I'm by no means an expert, but I have a couple questions...Is the A over? I know you might not know, but does it at least seem like it's deep underground or that it might not be happening anymore? It seems that your W is reaching out to you, almost begging for some kind of communication/affirmation from you. The texts, the conversations...none of it seems mean to me. None of it seems like anger focused at you. It seems like depression and a true reaching out to you for some kind of affirmation.
I'm not saying that you need to abandon DB principles. Obviously those work. I'm not saying that you need to go full in and start talking about saving your M or reconciling...but maybe a little testing of the waters of your own is in order here.

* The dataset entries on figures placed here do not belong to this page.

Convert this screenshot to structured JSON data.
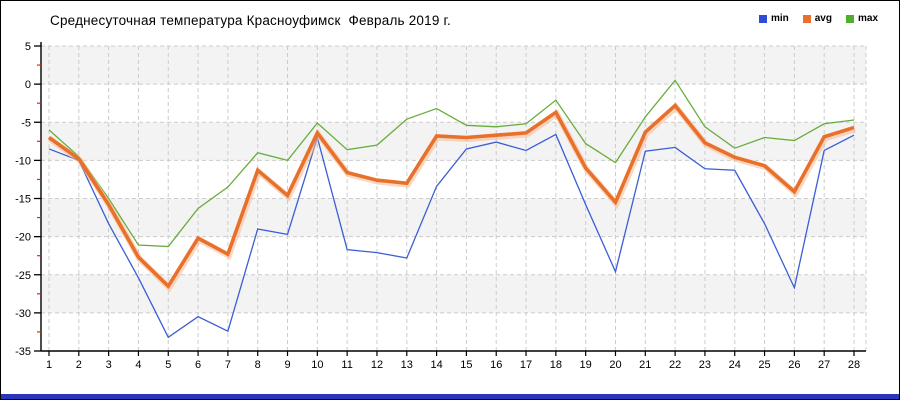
{
  "page": {
    "title": "Среднесуточная температура Красноуфимск  Февраль 2019 г."
  },
  "legend": {
    "position": "top-right",
    "items": [
      {
        "label": "min",
        "color": "#2f4cd9"
      },
      {
        "label": "avg",
        "color": "#e8702a"
      },
      {
        "label": "max",
        "color": "#52ad2d"
      }
    ]
  },
  "chart_data": {
    "type": "line",
    "title": "Среднесуточная температура Красноуфимск  Февраль 2019 г.",
    "xlabel": "",
    "ylabel": "",
    "x": [
      1,
      2,
      3,
      4,
      5,
      6,
      7,
      8,
      9,
      10,
      11,
      12,
      13,
      14,
      15,
      16,
      17,
      18,
      19,
      20,
      21,
      22,
      23,
      24,
      25,
      26,
      27,
      28
    ],
    "ylim": [
      -35,
      5
    ],
    "ytick_step": 5,
    "yticks": [
      5,
      0,
      -5,
      -10,
      -15,
      -20,
      -25,
      -30,
      -35
    ],
    "grid": true,
    "grid_style": "dashed",
    "alternating_bands": true,
    "legend_position": "top-right",
    "series": [
      {
        "name": "min",
        "color": "#3b5ed7",
        "width": 1.3,
        "values": [
          -8.5,
          -10,
          -18.3,
          -25.4,
          -33.2,
          -30.5,
          -32.4,
          -19,
          -19.7,
          -7,
          -21.7,
          -22.1,
          -22.8,
          -13.4,
          -8.5,
          -7.6,
          -8.7,
          -6.6,
          -15.8,
          -24.6,
          -8.8,
          -8.3,
          -11.1,
          -11.3,
          -18.3,
          -26.7,
          -8.7,
          -6.7
        ]
      },
      {
        "name": "avg",
        "color": "#e8702a",
        "width": 3.6,
        "halo": "#f6b88e",
        "values": [
          -7,
          -9.8,
          -15.8,
          -22.7,
          -26.5,
          -20.2,
          -22.3,
          -11.3,
          -14.6,
          -6.4,
          -11.6,
          -12.6,
          -13,
          -6.8,
          -7,
          -6.7,
          -6.4,
          -3.7,
          -11,
          -15.5,
          -6.3,
          -2.8,
          -7.7,
          -9.6,
          -10.7,
          -14.1,
          -6.9,
          -5.7
        ]
      },
      {
        "name": "max",
        "color": "#67ad3c",
        "width": 1.3,
        "values": [
          -6,
          -9.5,
          -15,
          -21.1,
          -21.3,
          -16.3,
          -13.5,
          -9,
          -10,
          -5.1,
          -8.6,
          -8,
          -4.6,
          -3.2,
          -5.4,
          -5.6,
          -5.2,
          -2.1,
          -7.8,
          -10.3,
          -4.3,
          0.5,
          -5.6,
          -8.4,
          -7,
          -7.4,
          -5.2,
          -4.7
        ]
      }
    ]
  },
  "colors": {
    "background": "#ffffff",
    "band": "#f3f3f3",
    "grid": "#cccccc",
    "axis": "#000000",
    "minor_tick": "#d22c1a",
    "bottom_bar": "#2a34bd"
  }
}
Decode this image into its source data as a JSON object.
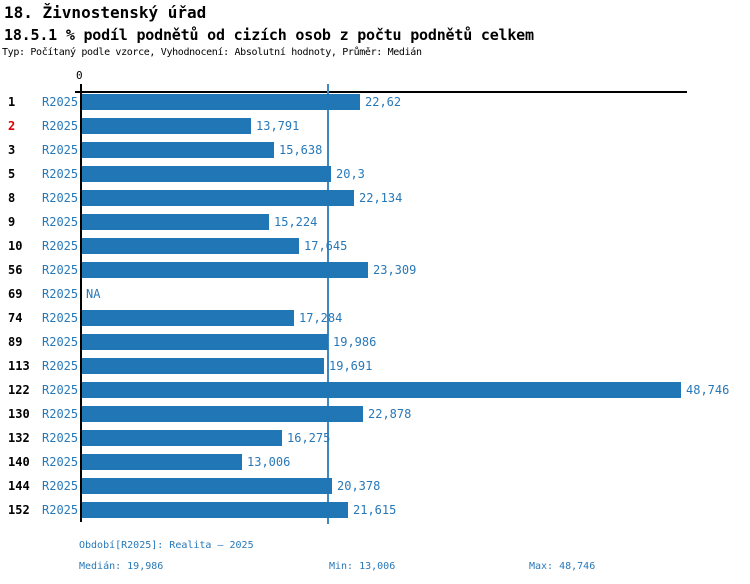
{
  "header": {
    "title": "18. Živnostenský úřad",
    "subtitle": "18.5.1 % podíl podnětů od cizích osob z počtu podnětů celkem",
    "meta": "Typ: Počítaný podle vzorce, Vyhodnocení: Absolutní hodnoty, Průměr: Medián"
  },
  "chart_data": {
    "type": "bar",
    "orientation": "horizontal",
    "title": "18.5.1 % podíl podnětů od cizích osob z počtu podnětů celkem",
    "series_label": "R2025",
    "x_axis": {
      "zero_label": "0",
      "min": 0,
      "max_shown": 48.746,
      "gridlines": false
    },
    "categories": [
      "1",
      "2",
      "3",
      "5",
      "8",
      "9",
      "10",
      "56",
      "69",
      "74",
      "89",
      "113",
      "122",
      "130",
      "132",
      "140",
      "144",
      "152"
    ],
    "rows": [
      {
        "category": "1",
        "value": 22.62,
        "display": "22,62",
        "flagged": false
      },
      {
        "category": "2",
        "value": 13.791,
        "display": "13,791",
        "flagged": true
      },
      {
        "category": "3",
        "value": 15.638,
        "display": "15,638",
        "flagged": false
      },
      {
        "category": "5",
        "value": 20.3,
        "display": "20,3",
        "flagged": false
      },
      {
        "category": "8",
        "value": 22.134,
        "display": "22,134",
        "flagged": false
      },
      {
        "category": "9",
        "value": 15.224,
        "display": "15,224",
        "flagged": false
      },
      {
        "category": "10",
        "value": 17.645,
        "display": "17,645",
        "flagged": false
      },
      {
        "category": "56",
        "value": 23.309,
        "display": "23,309",
        "flagged": false
      },
      {
        "category": "69",
        "value": null,
        "display": "NA",
        "flagged": false
      },
      {
        "category": "74",
        "value": 17.284,
        "display": "17,284",
        "flagged": false
      },
      {
        "category": "89",
        "value": 19.986,
        "display": "19,986",
        "flagged": false
      },
      {
        "category": "113",
        "value": 19.691,
        "display": "19,691",
        "flagged": false
      },
      {
        "category": "122",
        "value": 48.746,
        "display": "48,746",
        "flagged": false
      },
      {
        "category": "130",
        "value": 22.878,
        "display": "22,878",
        "flagged": false
      },
      {
        "category": "132",
        "value": 16.275,
        "display": "16,275",
        "flagged": false
      },
      {
        "category": "140",
        "value": 13.006,
        "display": "13,006",
        "flagged": false
      },
      {
        "category": "144",
        "value": 20.378,
        "display": "20,378",
        "flagged": false
      },
      {
        "category": "152",
        "value": 21.615,
        "display": "21,615",
        "flagged": false
      }
    ],
    "median": 19.986,
    "min": 13.006,
    "max": 48.746,
    "legend_position": "none",
    "colors": {
      "bar": "#2176b5",
      "median_line": "#3d88c0",
      "label_blue": "#2878b8",
      "flagged_red": "#dd0000",
      "axis_black": "#000000"
    }
  },
  "footer": {
    "period": "Období[R2025]: Realita – 2025",
    "median": "Medián: 19,986",
    "min": "Min: 13,006",
    "max": "Max: 48,746"
  }
}
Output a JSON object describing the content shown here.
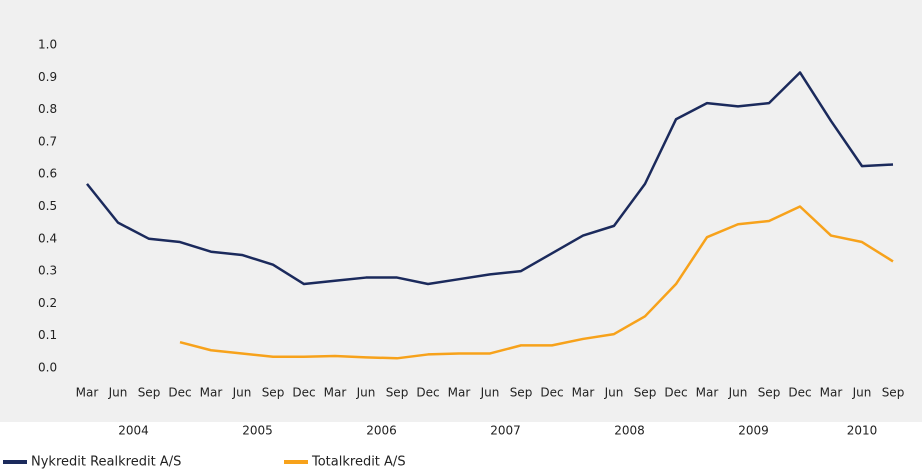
{
  "chart_data": {
    "type": "line",
    "categories": [
      "Mar",
      "Jun",
      "Sep",
      "Dec",
      "Mar",
      "Jun",
      "Sep",
      "Dec",
      "Mar",
      "Jun",
      "Sep",
      "Dec",
      "Mar",
      "Jun",
      "Sep",
      "Dec",
      "Mar",
      "Jun",
      "Sep",
      "Dec",
      "Mar",
      "Jun",
      "Sep",
      "Dec",
      "Mar",
      "Jun",
      "Sep"
    ],
    "years": [
      "2004",
      "2005",
      "2006",
      "2007",
      "2008",
      "2009",
      "2010"
    ],
    "series": [
      {
        "name": "Nykredit Realkredit A/S",
        "color": "#1b2a5c",
        "values": [
          0.57,
          0.45,
          0.4,
          0.39,
          0.36,
          0.35,
          0.32,
          0.26,
          0.27,
          0.28,
          0.28,
          0.26,
          0.275,
          0.29,
          0.3,
          0.355,
          0.41,
          0.44,
          0.57,
          0.77,
          0.82,
          0.81,
          0.82,
          0.915,
          0.765,
          0.625,
          0.63
        ]
      },
      {
        "name": "Totalkredit A/S",
        "color": "#f7a21b",
        "values": [
          null,
          null,
          null,
          0.08,
          0.055,
          0.045,
          0.035,
          0.035,
          0.037,
          0.033,
          0.03,
          0.042,
          0.045,
          0.045,
          0.07,
          0.07,
          0.09,
          0.105,
          0.16,
          0.26,
          0.405,
          0.445,
          0.455,
          0.5,
          0.41,
          0.39,
          0.33
        ]
      }
    ],
    "ylim": [
      0,
      1.0
    ],
    "yticks": [
      {
        "value": 0,
        "label": "0.0"
      },
      0.1,
      0.2,
      0.3,
      0.4,
      0.5,
      0.6,
      0.7,
      0.8,
      0.9,
      {
        "value": 1.0,
        "label": "1.0"
      }
    ],
    "grid": false,
    "legend": "bottom"
  }
}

A vet can chime in better than I can, but if she's truly making an attempt to get you to open up, I think it's warranted and what is right. Now if the A is still happening and she's just playing both sides, or wants sympathy from you and OM both, then no way, but I'm a little torn with your current approach of just walking away and avoiding having potentially some game-changing conversation with her.
Again, let someone better at this affirm what I'm saying, but I've been jumping at a lot of opportunities to connect with my W because she's willing to do so. I'm staying protective of my emotions, and validating, etc., borrowing some techniques from piecing even though we aren't, but it seems to be working a little. I can always pull back if the alarm starts ringing.